その世界は、どこかしら自分の心的世界と呼応しているように思えて、鑑賞とか読解などはまったく出来ずに、ただその手触りに癒され、安心を求めていたように思います。
あれから20年近く経った今でも、島尾敏雄については語る言葉を持ち合わせていません。
無意識な選択がそうさせているのでしょうか。
卒業してから島尾敏雄の文章を読むことは無く、息子信三の写真と文章の出会いを楽しむように読み次いでいます。
「やさしかったおかあさんに、どうして今ごろになって逢いたくなったのでしょうか。いいえ、これまでずっと私はやさしかったおかあさんを捜し求めていたのかもしれません。」
そんな想いで著者は、4人家族の暮らした街を辿りながら東京から奄美への旅を始めたのでした。
少し長くなりますが、小単元の全文を転記します。
国技館のドーム
小岩から秋葉原への途中の両国も焼け野原でした。そこには、広島の原爆ドームに似た国技館の建物が、爆撃を受けてコンクリートの外側だけを残して放置されていました。そこで、進駐軍の払い下げ物資の投げ売りが行われていて、マヤはまた「おしっこー」って言ったり、欲しいものを勝手に手にしていたりするのです。自分の洋服選びに夢中なおかあさんの目をごまかして、ゴミ箱のような売場からマヤが欲しがった赤い上着を私は盗みました。どうしてこんなことをやってしまうのか、やった後になって悩むのですが、子どもの目にはおとなのやっていることは警戒の行き届いていない隙間だらけで、そんなことが簡単にできてしまうのです。

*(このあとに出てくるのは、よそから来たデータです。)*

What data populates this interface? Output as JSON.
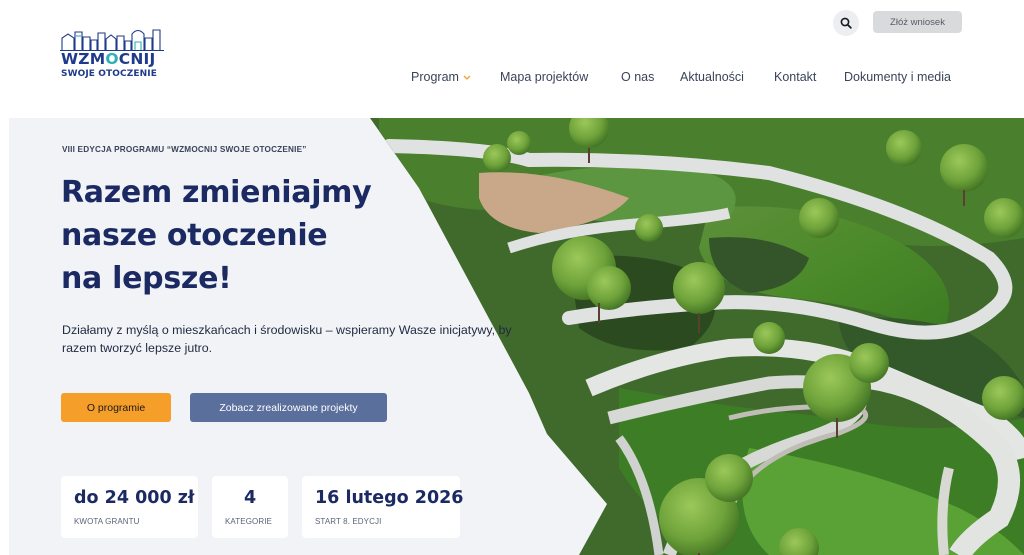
{
  "logo": {
    "part1": "WZM",
    "accent": "O",
    "part2": "CNIJ",
    "line2": "SWOJE OTOCZENIE"
  },
  "header": {
    "search_icon": "search-icon",
    "apply_label": "Złóż wniosek"
  },
  "nav": {
    "items": [
      {
        "label": "Program"
      },
      {
        "label": "Mapa projektów"
      },
      {
        "label": "O nas"
      },
      {
        "label": "Aktualności"
      },
      {
        "label": "Kontakt"
      },
      {
        "label": "Dokumenty i media"
      }
    ]
  },
  "hero": {
    "edition": "VIII EDYCJA PROGRAMU “WZMOCNIJ SWOJE OTOCZENIE”",
    "headline": [
      "Razem zmieniajmy",
      "nasze otoczenie",
      "na lepsze!"
    ],
    "subtext": "Działamy z myślą o mieszkańcach i środowisku – wspieramy Wasze inicjatywy, by razem tworzyć lepsze jutro.",
    "primary_button": "O programie",
    "secondary_button": "Zobacz zrealizowane projekty",
    "stats": [
      {
        "value": "do 24 000 zł",
        "label": "KWOTA GRANTU"
      },
      {
        "value": "4",
        "label": "KATEGORIE"
      },
      {
        "value": "16 lutego 2026",
        "label": "START 8. EDYCJI"
      }
    ]
  },
  "colors": {
    "brand_navy": "#1b2a63",
    "accent_teal": "#2cb1b5",
    "orange": "#f59e2a",
    "slate_button": "#5a6f9c"
  }
}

赤い上着は縁側の下に隠しておいて、おかあさんのいないときに着るようにしていたのに、マヤはすぐに飽きて、その処分に困ったので、駅前の映画館へ行ってそこの入口に投げ捨てました。しばらくの間、赤い上着はドアの釘に忘れ物として吊るされていました。マヤはそのドアの前の手すりで、泥で汚れたパンツを丸見えにさせながら、近所の女の子たちとぶら下がりをして遊ぶのが好きでした。